Moralisme betekent: elkaar om de oren slaan met de regels, alle tien. Antinominianisme betekent: leef er maar op los zonder de bescherming van Gods wet.

 

Moralisme betekent: denken dat je voor God acceptabel bent omdat je je aan de regels houdt. Antinominianisme betekent: je maakt zelf wel uit wat goed of slecht is, God houdt toch wel van je.

 

Mensen die moralistisch met de wet omgaan zijn vaak veroordelend naar anderen toe: ‘Jij hebt je niet aan Gods geboden gehouden. Bekeer je!’ Mensen die antinominianistisch met de wet omgaan (en er dus eigenlijk niet mee omgaan) zijn in hun spreken vaak wat sussend en wat vaag: als je er maar een goed gevoel bij hebt.

 

Herkent u er iets van? Van deze twee dieven? Deze twee uitersten in het omgaan met de wet? Zijn deze dieven uw leven misschien binnen gekomen? Het is goed om daar eens over na te denken en over door te praten.

 

In de bijbel kom je ze allebei tegen. Het prototype van de moralist of de wetticist is de Farizeeër of de Schriftgeleerde. In het derde deel van de preek maken we nog wat nader kennis met ze. Het antinominianisme proeven we in de bijbel als Paulus vragen beantwoord die blijkbaar gesteld werden in de kerk: ‘Mogen we bij de zonde blijven, opdat de genade toeneme?’ ‘Zullen wij zondigen, omdat wij niet onder de wet, maar onder de genade zijn?’ En vooral in de kerkgeschiedenis zie je onder spiritualisten en wederdopers losbandige praktijken met een beroep op Christus die toch het Einde van de wet wordt genoemd.

 

Hoe dat verder ook zij, voor dit moment is het vooral ongelooflijk belangrijk om de juiste houding te vinden waarin we luisteren naar de Tien Geboden van Gods wet. We mogen geen moralisten zijn: mensen-die-de-regels-houden. En de dief van het antinominianisme moeten we buiten de deur houden. Maar hoe moet het dan wel? Daar wil ik ter afronding van dit eerste onderdeel dit over zeggen. Ik wil u twee uitspraken aanreiken. Twee uitspraken die samen ons in de juiste houding brengen tegenover de wet van God.

 

Uitspraak 1: Ik ben zondiger en gebrekkiger dan ik ooit heb durven geloven.
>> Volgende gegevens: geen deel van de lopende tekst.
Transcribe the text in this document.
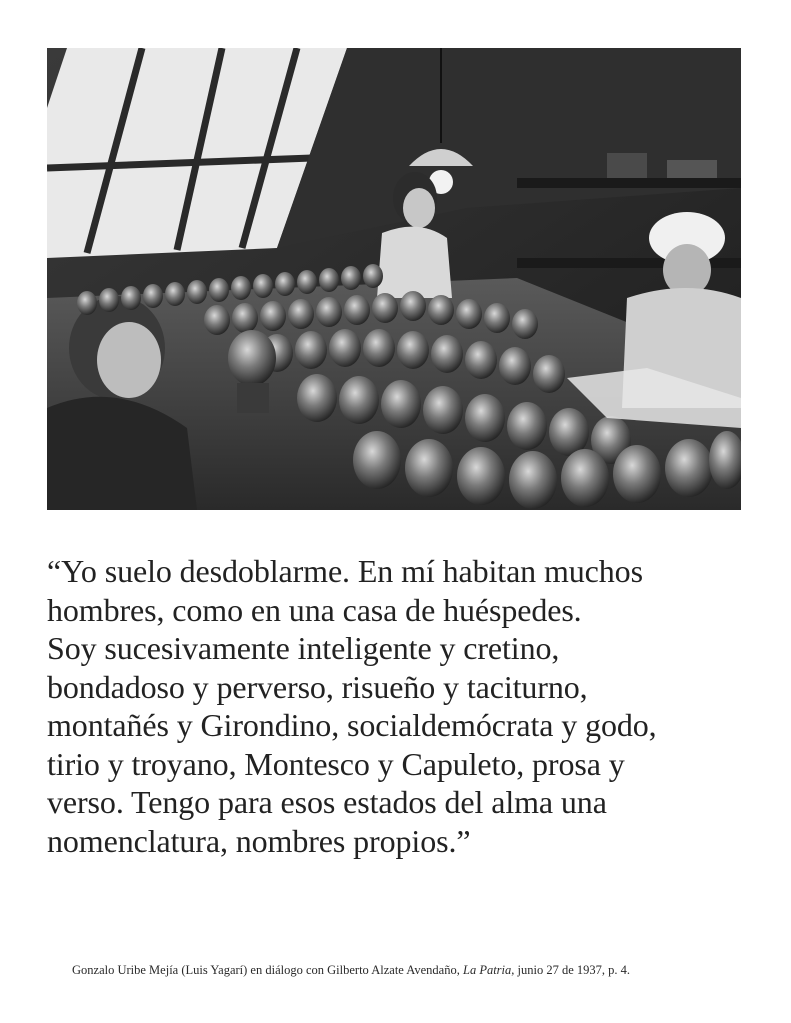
“Yo suelo desdoblarme. En mí habitan muchos
hombres, como en una casa de huéspedes.
Soy sucesivamente inteligente y cretino,
bondadoso y perverso, risueño y taciturno,
montañés y Girondino, socialdemócrata y godo,
tirio y troyano, Montesco y Capuleto, prosa y
verso. Tengo para esos estados del alma una
nomenclatura, nombres propios.”

Gonzalo Uribe Mejía (Luis Yagarí) en diálogo con Gilberto Alzate Avendaño, La Patria, junio 27 de 1937, p. 4.
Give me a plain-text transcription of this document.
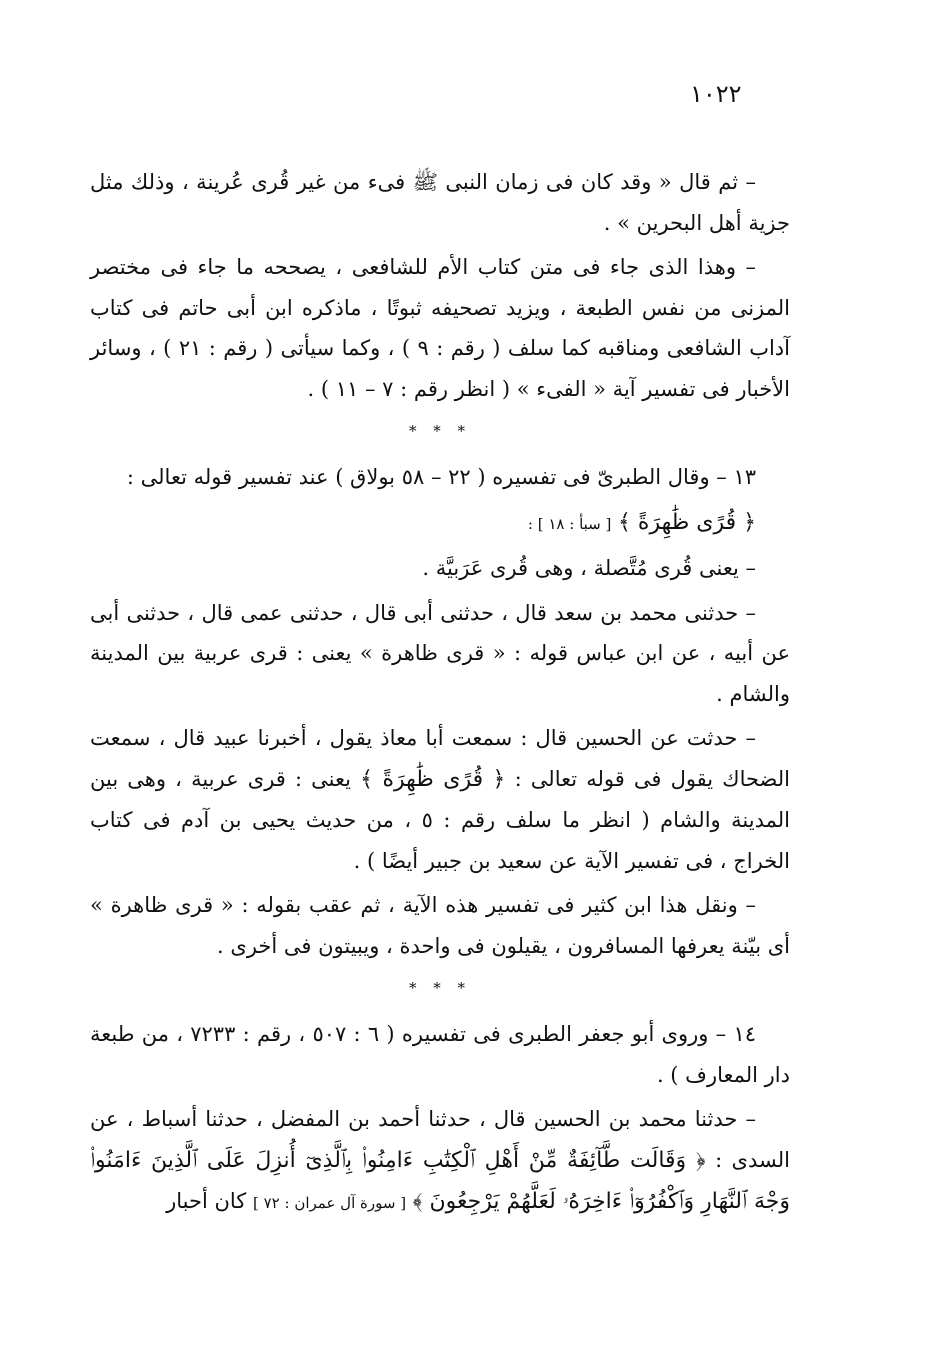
١٠٢٢

– ثم قال « وقد كان فى زمان النبى ﷺ فىء من غير قُرى عُرينة ، وذلك مثل جزية أهل البحرين » .

– وهذا الذى جاء فى متن كتاب الأم للشافعى ، يصححه ما جاء فى مختصر المزنى من نفس الطبعة ، ويزيد تصحيفه ثبوتًا ، ماذكره ابن أبى حاتم فى كتاب آداب الشافعى ومناقبه كما سلف ( رقم : ٩ ) ، وكما سيأتى ( رقم : ٢١ ) ، وسائر الأخبار فى تفسير آية « الفىء » ( انظر رقم : ٧ – ١١ ) .

* * *

١٣ – وقال الطبرىّ فى تفسيره ( ٢٢ – ٥٨ بولاق ) عند تفسير قوله تعالى :

﴿ قُرًى ظَٰهِرَةً ﴾ [ سبأ : ١٨ ] :

– يعنى قُرى مُتَّصلة ، وهى قُرى عَرَبيَّة .

– حدثنى محمد بن سعد قال ، حدثنى أبى قال ، حدثنى عمى قال ، حدثنى أبى عن أبيه ، عن ابن عباس قوله : « قرى ظاهرة » يعنى : قرى عربية بين المدينة والشام .

– حدثت عن الحسين قال : سمعت أبا معاذ يقول ، أخبرنا عبيد قال ، سمعت الضحاك يقول فى قوله تعالى : ﴿ قُرًى ظَٰهِرَةً ﴾ يعنى : قرى عربية ، وهى بين المدينة والشام ( انظر ما سلف رقم : ٥ ، من حديث يحيى بن آدم فى كتاب الخراج ، فى تفسير الآية عن سعيد بن جبير أيضًا ) .

– ونقل هذا ابن كثير فى تفسير هذه الآية ، ثم عقب بقوله : « قرى ظاهرة » أى بيّنة يعرفها المسافرون ، يقيلون فى واحدة ، ويبيتون فى أخرى .

* * *

١٤ – وروى أبو جعفر الطبرى فى تفسيره ( ٦ : ٥٠٧ ، رقم : ٧٢٣٣ ، من طبعة دار المعارف ) .

– حدثنا محمد بن الحسين قال ، حدثنا أحمد بن المفضل ، حدثنا أسباط ، عن السدى : ﴿ وَقَالَت طَّآئِفَةٌ مِّنْ أَهْلِ ٱلْكِتَٰبِ ءَامِنُوا۟ بِٱلَّذِىٓ أُنزِلَ عَلَى ٱلَّذِينَ ءَامَنُوا۟ وَجْهَ ٱلنَّهَارِ وَٱكْفُرُوٓا۟ ءَاخِرَهُۥ لَعَلَّهُمْ يَرْجِعُونَ ﴾ [ سورة آل عمران : ٧٢ ] كان أحبار
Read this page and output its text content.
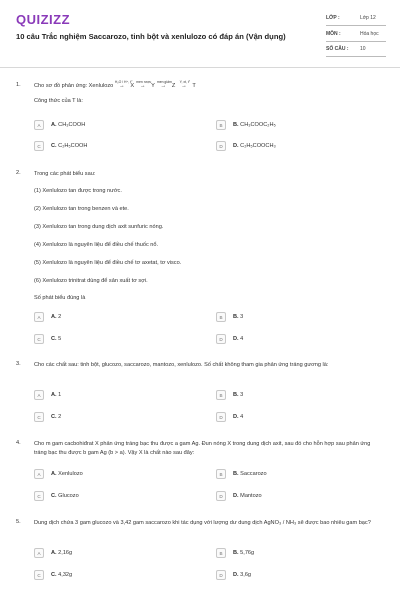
QUIZIZZ
10 câu Trắc nghiệm Saccarozo, tinh bột và xenlulozo có đáp án (Vận dụng)
LỚP :	Lớp 12
MÔN :	Hóa học
SỐ CÂU : 10
1. Cho sơ đồ phản ứng: Xenlulozo
H₂O / H⁺, t°
→ X
men rượu
→ Y
men giấm
→ Z
Y, xt, t°
→ T
Công thức của T là:
A	A. CH₃COOH	B	B. CH₃COOC₂H₅
C	C. C₂H₅COOH	D	D. C₂H₅COOCH₃
2. Trong các phát biểu sau:
(1) Xenlulozo tan được trong nước.
(2) Xenlulozo tan trong benzen và ete.
(3) Xenlulozo tan trong dung dịch axit sunfuric nóng.
(4) Xenlulozo là nguyên liệu để điều chế thuốc nổ.
(5) Xenlulozo là nguyên liệu để điều chế tơ axetat, tơ visco.
(6) Xenlulozo trinitrat dùng để sản xuất tơ sợi.
Số phát biểu đúng là
A	A. 2	B	B. 3
C	C. 5	D	D. 4
3. Cho các chất sau: tinh bột, glucozo, saccarozo, mantozo, xenlulozo. Số chất không tham gia phản ứng tráng gương là:
A	A. 1	B	B. 3
C	C. 2	D	D. 4
4. Cho m gam cacbohiđrat X phản ứng tráng bạc thu được a gam Ag. Đun nóng X trong dung dịch axit, sau đó cho hỗn hợp sau phản ứng tráng bạc thu được b gam Ag (b > a). Vậy X là chất nào sau đây:
A	A. Xenlulozo	B	B. Saccarozo
C	C. Glucozo	D	D. Mantozo
5. Dung dịch chứa 3 gam glucozo và 3,42 gam saccarozo khi tác dụng với lượng dư dung dịch AgNO₃ / NH₃ sẽ được bao nhiêu gam bạc?
A	A. 2,16g	B	B. 5,76g
C	C. 4,32g	D	D. 3,6g
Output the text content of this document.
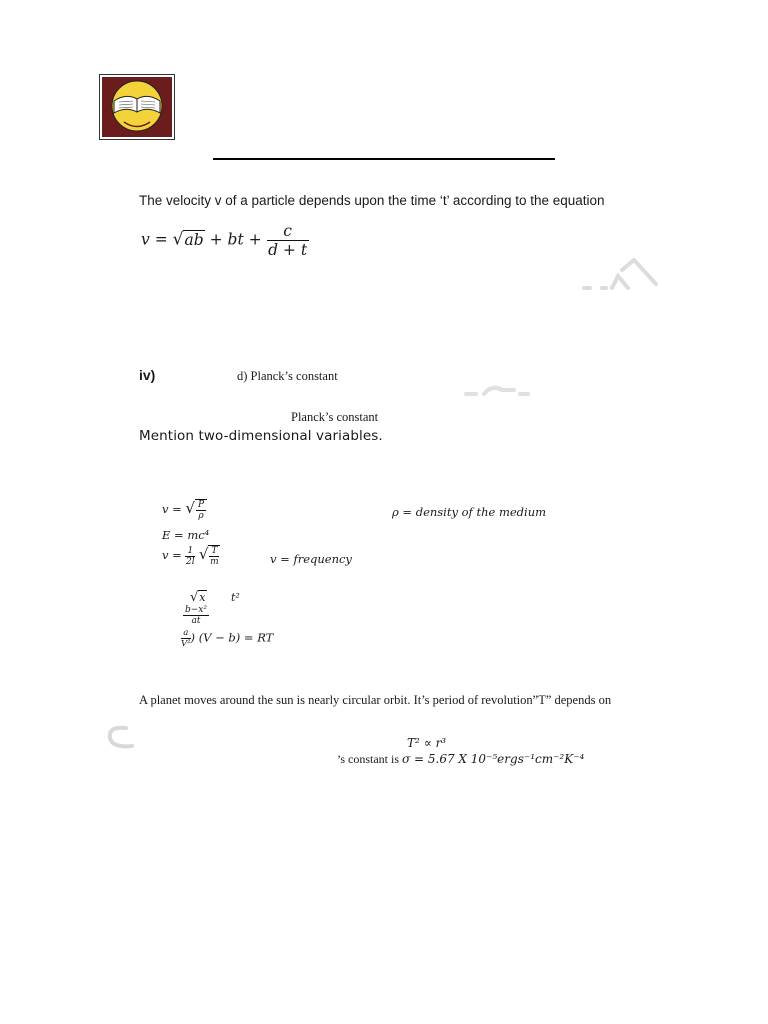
The velocity v of a particle depends upon the time ‘t’ according to the equation
v = √ab + bt + $\frac{c}{d + t}$
iv)	d) Planck’s constant
Planck’s constant
Mention two-dimensional variables.
v = √ $\frac{P}{\rho}$	ρ = density of the medium
E = mc⁴
$v = \frac{1}{2l}$ √ $\frac{T}{m}$	v = frequency
√x t²
$\frac{\text{b−x²}}{at}$
$\frac{a}{\text{V²}}$ ) (V − b) = RT
A planet moves around the sun is nearly circular orbit. It’s period of revolution”T” depends on
T² ∝ r³
’s constant is σ = 5.67 X 10⁻⁵ergs⁻¹cm⁻²K⁻⁴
Uitspraak 2: Ik ben meer geaccepteerd en bemind dan ik ooit heb durven hopen.

 

Voelt u dat de eerste uitspraak zich richt tegen antinominianisten, mensen die denken dat het allemaal wel en beetje meevalt? Ik ben zondiger en gebrekkiger dan ik ooit heb durven geloven.

 

En begrijpt u dat de tweede uitspraak zich richt tegen moralisten, mensen die menen dat ze door hun gehoorzaamheid aan de geboden bij God in een goed blaadje komen te staan? Ik ben meer geaccepteerd en bemind dan ik ooit heb durven hopen.

 

Die twee uitspraken, zijn als de alarmbellen die moeten gaan rinkelen als de dieven van het moralisme en het antinominianisme aan de deur beginnen te morrelen. Nog één keer:

 

Ik ben zondiger en gebrekkiger dan ik ooit heb durven geloven.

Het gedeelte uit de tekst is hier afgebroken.